After the couple arrived at the hospital, so did DCF investigators and police. St. Petersburg officers informed Brian Graver first that they would be arresting his wife.
"I was in shock," he said. "This was an accident and this seemed so unfair. She is the best mom ever. She is supermom."
"I was crying saying, ‘Please, my baby needs me more than anything," the mother said. "But I did not fight officers. I went with them."
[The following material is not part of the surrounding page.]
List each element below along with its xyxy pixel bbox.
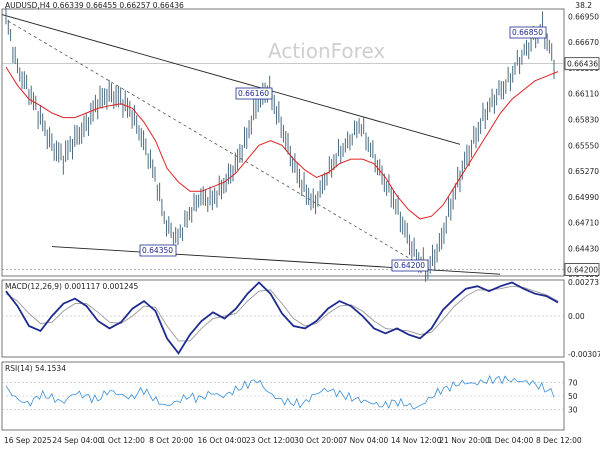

Graver does not have a criminal history.
Mike Puetz, a spokesman for the St. Petersburg Police Department, said the officers felt this warranted a felony charge of child abuse.
“I know the mother said that she just forgot, [but] this is not something we can take lightly,” he said. “Obviously she will have her day in court and can explain it to a judge and jury.”
Bettker-Nicholson hopes it does not get that far. She wants to get the case dismissed.
"People need to understand that life is hectic and chaotic. Sometimes we can't keep an eye on our children all the time. An accident is an accident. But she's a good mom and she loves all of her children," said Bettker-Nicholson.
Graver said right now she is focused on Briele and wants to make sure this does not happen to other moms. She's already reached out to her church and hopes to speak to other parent groups.
A woman of deep faith, she said she knows in her heart that her late father was looking after her child and now she wants to pay it back.
"I know he was there with her. You know he would never have let that happen to her," said Graver. "I wish I could talk to him about this, but he would want me to prevent this from happening to another mom or dad."